First post-apartheid Proteas captain Clive Rice dies

Updated on: 28 July,2015 03:54 PM IST  | 
Agencies |

Former all-rounder Clive Rice, the first post-apartheid captain of South Africa, died on Tuesday aged 66. Rice had been suffering from a brain tumour

First post-apartheid Proteas captain Clive Rice dies

Cape Town: Clive Rice, South Africa's first cricket captain in the post-apartheid era, passed away on Tuesday after losing his battle with septicaemia -- a potentially life threatening infection in which large amounts of bacteria are present in the blood.


The former cricketer was suffering from a brain tumour. Rice was the first post-apartheid captain of South Africa and one of the stars of Nottinghamshire County side in the 1970s and 1980s.


Rice, who had been suffering from a brain tumour, played most of his cricket during South Africa's 20-year isolation
from the international game. He was selected for a 1971-72 tour of Australia, which was cancelled because of opposition to the South African government's policy of apartheid.


When South Africa returned to the international fold in November 1991, Rice was appointed captain of a team which played three one-day internationals (ODIs) in India.

The British daily 'The Telegraph' in its obit called him 'Best cricketer who never played a Test'. The obit goes on to mention that Rice could have been bracketed with the four great all-rounders of the 1980s – Ian Botham, Richard Hadlee, Imran Khan and Kapil Dev – if politics had allowed.

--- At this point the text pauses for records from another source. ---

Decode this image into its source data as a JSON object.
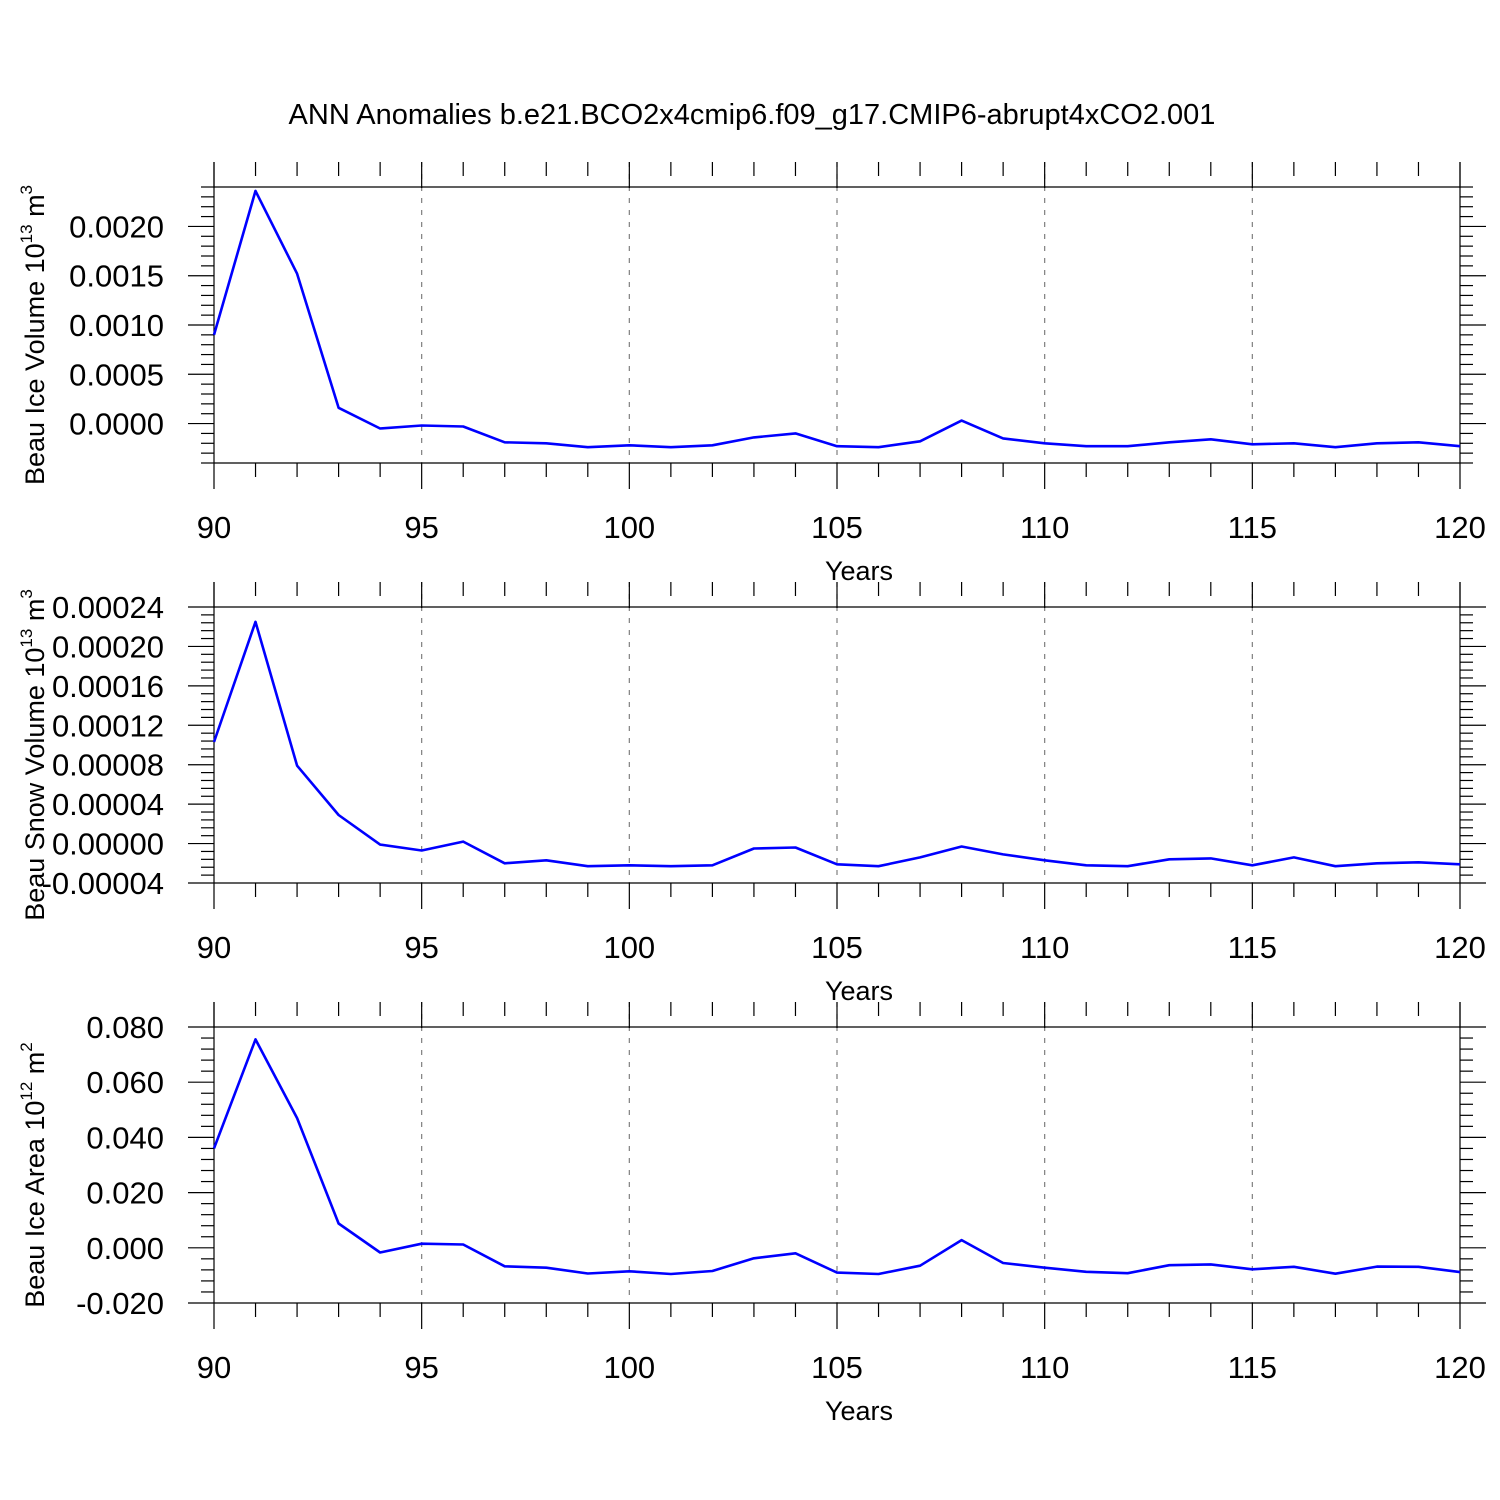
{
  "title": "ANN Anomalies b.e21.BCO2x4cmip6.f09_g17.CMIP6-abrupt4xCO2.001",
  "colors": {
    "line": "#0000ff",
    "axis": "#000000",
    "grid": "#7f7f7f"
  },
  "chart_data": [
    {
      "type": "line",
      "ylabel": {
        "text": "Beau Ice Volume 10",
        "sup": "13",
        "unit": " m",
        "unit_sup": "3"
      },
      "xlabel": "Years",
      "xlim": [
        90,
        120
      ],
      "ylim": [
        -0.0004,
        0.0024
      ],
      "x_ticks": [
        "90",
        "95",
        "100",
        "105",
        "110",
        "115",
        "120"
      ],
      "y_ticks": [
        {
          "value": 0.0,
          "label": "0.0000"
        },
        {
          "value": 0.0005,
          "label": "0.0005"
        },
        {
          "value": 0.001,
          "label": "0.0010"
        },
        {
          "value": 0.0015,
          "label": "0.0015"
        },
        {
          "value": 0.002,
          "label": "0.0020"
        }
      ],
      "grid": "vertical dashed at major x ticks",
      "series": [
        {
          "x": [
            90,
            91,
            92,
            93,
            94,
            95,
            96,
            97,
            98,
            99,
            100,
            101,
            102,
            103,
            104,
            105,
            106,
            107,
            108,
            109,
            110,
            111,
            112,
            113,
            114,
            115,
            116,
            117,
            118,
            119,
            120
          ],
          "values": [
            0.0009,
            0.00236,
            0.00152,
            0.00016,
            -5e-05,
            -2e-05,
            -3e-05,
            -0.00019,
            -0.0002,
            -0.00024,
            -0.00022,
            -0.00024,
            -0.00022,
            -0.00014,
            -0.0001,
            -0.00023,
            -0.00024,
            -0.00018,
            3e-05,
            -0.00015,
            -0.0002,
            -0.00023,
            -0.00023,
            -0.00019,
            -0.00016,
            -0.00021,
            -0.0002,
            -0.00024,
            -0.0002,
            -0.00019,
            -0.00023
          ]
        }
      ]
    },
    {
      "type": "line",
      "ylabel": {
        "text": "Beau Snow Volume 10",
        "sup": "13",
        "unit": " m",
        "unit_sup": "3"
      },
      "xlabel": "Years",
      "xlim": [
        90,
        120
      ],
      "ylim": [
        -4e-05,
        0.00024
      ],
      "x_ticks": [
        "90",
        "95",
        "100",
        "105",
        "110",
        "115",
        "120"
      ],
      "y_ticks": [
        {
          "value": -4e-05,
          "label": "-0.00004"
        },
        {
          "value": 0.0,
          "label": "0.00000"
        },
        {
          "value": 4e-05,
          "label": "0.00004"
        },
        {
          "value": 8e-05,
          "label": "0.00008"
        },
        {
          "value": 0.00012,
          "label": "0.00012"
        },
        {
          "value": 0.00016,
          "label": "0.00016"
        },
        {
          "value": 0.0002,
          "label": "0.00020"
        },
        {
          "value": 0.00024,
          "label": "0.00024"
        }
      ],
      "grid": "vertical dashed at major x ticks",
      "series": [
        {
          "x": [
            90,
            91,
            92,
            93,
            94,
            95,
            96,
            97,
            98,
            99,
            100,
            101,
            102,
            103,
            104,
            105,
            106,
            107,
            108,
            109,
            110,
            111,
            112,
            113,
            114,
            115,
            116,
            117,
            118,
            119,
            120
          ],
          "values": [
            0.000103,
            0.000225,
            7.9e-05,
            2.9e-05,
            -1e-06,
            -7e-06,
            2e-06,
            -2e-05,
            -1.7e-05,
            -2.3e-05,
            -2.2e-05,
            -2.3e-05,
            -2.2e-05,
            -5e-06,
            -4e-06,
            -2.1e-05,
            -2.3e-05,
            -1.4e-05,
            -3e-06,
            -1.1e-05,
            -1.7e-05,
            -2.2e-05,
            -2.3e-05,
            -1.6e-05,
            -1.5e-05,
            -2.2e-05,
            -1.4e-05,
            -2.3e-05,
            -2e-05,
            -1.9e-05,
            -2.1e-05
          ]
        }
      ]
    },
    {
      "type": "line",
      "ylabel": {
        "text": "Beau Ice Area 10",
        "sup": "12",
        "unit": " m",
        "unit_sup": "2"
      },
      "xlabel": "Years",
      "xlim": [
        90,
        120
      ],
      "ylim": [
        -0.02,
        0.08
      ],
      "x_ticks": [
        "90",
        "95",
        "100",
        "105",
        "110",
        "115",
        "120"
      ],
      "y_ticks": [
        {
          "value": -0.02,
          "label": "-0.020"
        },
        {
          "value": 0.0,
          "label": "0.000"
        },
        {
          "value": 0.02,
          "label": "0.020"
        },
        {
          "value": 0.04,
          "label": "0.040"
        },
        {
          "value": 0.06,
          "label": "0.060"
        },
        {
          "value": 0.08,
          "label": "0.080"
        }
      ],
      "grid": "vertical dashed at major x ticks",
      "series": [
        {
          "x": [
            90,
            91,
            92,
            93,
            94,
            95,
            96,
            97,
            98,
            99,
            100,
            101,
            102,
            103,
            104,
            105,
            106,
            107,
            108,
            109,
            110,
            111,
            112,
            113,
            114,
            115,
            116,
            117,
            118,
            119,
            120
          ],
          "values": [
            0.036,
            0.0755,
            0.047,
            0.0088,
            -0.0017,
            0.0015,
            0.0012,
            -0.0067,
            -0.0072,
            -0.0093,
            -0.0085,
            -0.0095,
            -0.0084,
            -0.0038,
            -0.002,
            -0.009,
            -0.0095,
            -0.0065,
            0.0028,
            -0.0055,
            -0.0072,
            -0.0087,
            -0.0092,
            -0.0063,
            -0.006,
            -0.0078,
            -0.0069,
            -0.0094,
            -0.0068,
            -0.0069,
            -0.0088
          ]
        }
      ]
    }
  ]
}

riceFormer South African cricket captain Clive Rice. Pic: mid-day archive

But he was controversially omitted from the South Africa team which played in the 1992 World Cup in Australia and New Zealand with the selectors placing an emphasis on youth..

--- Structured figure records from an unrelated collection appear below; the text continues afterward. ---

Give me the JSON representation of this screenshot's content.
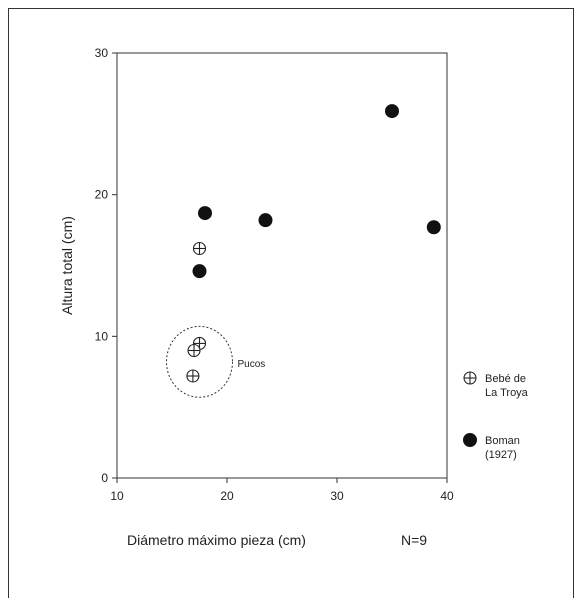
{
  "chart_data": {
    "type": "scatter",
    "title": "",
    "xlabel": "Diámetro máximo pieza (cm)",
    "ylabel": "Altura total (cm)",
    "note": "N=9",
    "xlim": [
      10,
      40
    ],
    "ylim": [
      0,
      30
    ],
    "xticks": [
      10,
      20,
      30,
      40
    ],
    "yticks": [
      0,
      10,
      20,
      30
    ],
    "grid": false,
    "legend_position": "right",
    "series": [
      {
        "name": "Bebé de La Troya",
        "name_lines": [
          "Bebé de",
          "La Troya"
        ],
        "marker": "circle-cross",
        "x": [
          17.5,
          17.5,
          17.0,
          16.9
        ],
        "y": [
          16.2,
          9.5,
          9.0,
          7.2
        ]
      },
      {
        "name": "Boman (1927)",
        "name_lines": [
          "Boman",
          "(1927)"
        ],
        "marker": "filled-circle",
        "x": [
          18.0,
          17.5,
          23.5,
          35.0,
          38.8
        ],
        "y": [
          18.7,
          14.6,
          18.2,
          25.9,
          17.7
        ]
      }
    ],
    "annotations": [
      {
        "text": "Pucos",
        "center": [
          17.5,
          8.2
        ],
        "radius_data": [
          3.0,
          2.5
        ]
      }
    ]
  }
}
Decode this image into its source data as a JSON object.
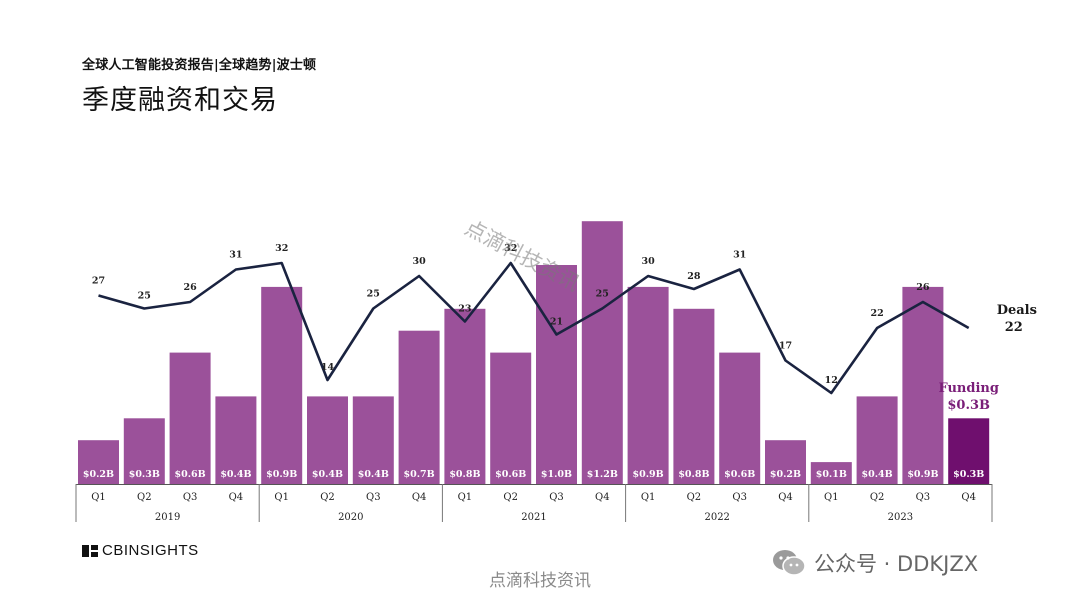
{
  "header": {
    "subtitle": "全球人工智能投资报告|全球趋势|波士顿",
    "title": "季度融资和交易"
  },
  "chart_data": {
    "type": "bar",
    "title": "季度融资和交易",
    "categories": [
      "Q1",
      "Q2",
      "Q3",
      "Q4",
      "Q1",
      "Q2",
      "Q3",
      "Q4",
      "Q1",
      "Q2",
      "Q3",
      "Q4",
      "Q1",
      "Q2",
      "Q3",
      "Q4",
      "Q1",
      "Q2",
      "Q3",
      "Q4"
    ],
    "years": [
      "2019",
      "2020",
      "2021",
      "2022",
      "2023"
    ],
    "series": [
      {
        "name": "Funding",
        "type": "bar",
        "values": [
          0.2,
          0.3,
          0.6,
          0.4,
          0.9,
          0.4,
          0.4,
          0.7,
          0.8,
          0.6,
          1.0,
          1.2,
          0.9,
          0.8,
          0.6,
          0.2,
          0.1,
          0.4,
          0.9,
          0.3
        ],
        "labels": [
          "$0.2B",
          "$0.3B",
          "$0.6B",
          "$0.4B",
          "$0.9B",
          "$0.4B",
          "$0.4B",
          "$0.7B",
          "$0.8B",
          "$0.6B",
          "$1.0B",
          "$1.2B",
          "$0.9B",
          "$0.8B",
          "$0.6B",
          "$0.2B",
          "$0.1B",
          "$0.4B",
          "$0.9B",
          "$0.3B"
        ]
      },
      {
        "name": "Deals",
        "type": "line",
        "values": [
          27,
          25,
          26,
          31,
          32,
          14,
          25,
          30,
          23,
          32,
          21,
          25,
          30,
          28,
          31,
          17,
          12,
          22,
          26,
          22
        ]
      }
    ],
    "annotations": {
      "deals_label": "Deals",
      "deals_value": "22",
      "funding_label": "Funding",
      "funding_value": "$0.3B"
    },
    "colors": {
      "bar": "#9b519a",
      "bar_highlight": "#6f0f6e",
      "line": "#1a2340",
      "funding_annotation": "#7a1e78"
    }
  },
  "watermark": {
    "diagonal": "点滴科技资讯",
    "bottom": "点滴科技资讯"
  },
  "footer": {
    "logo_text": "CBINSIGHTS",
    "wechat_text": "公众号 · DDKJZX"
  }
}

In an era of notable all-rounders, including Ian Botham, Imran Khan, Kapil Dev and Richard Hadlee, Rice's exploits
were limited to South African domestic cricket, the English county championship and Kerry Packer's World Series Cricket. He excelled in them all. 

Rice captained the Transvaal 'mean machine' which dominated South Africa's domestic competitions during the 1980s, led Nottinghamshire to their first county championship in 52 years and was one of the stars in the Packer matches.

Over a first-class career spanning 25 years, Rice scored 26,331 runs in 482 matches, including a highest score of 246. A hugely respected fast bowler, he claimed 930 wickets at an average of 22.49 in a career where he also represented Nottinghamshire, Transvaal, Natal and Scotland with distinction.

In 1981 he was named the Wisden Cricketer of the Year.

Rice, who turned 66 five days ago, died in his native South Afica just over four months after receiving robotic radiation treatment in Bangalore, which he described in an interview in March as "miraculous".

Condoling Rice's death, International Cricket Council (ICC) chief executive and former South Africa international David Richardson described the deceased as a "giant of the game, not just in South Africa, but across the cricketing world".

"Though his international appearances for the Proteas were limited to just three ODIs, Clive was a hugely inspirational figure for those of us who had the privilege to represent our country since readmission to international cricket in 1991 and it was fitting that Clive was named captain of the national team on that historic first tour to India," he said.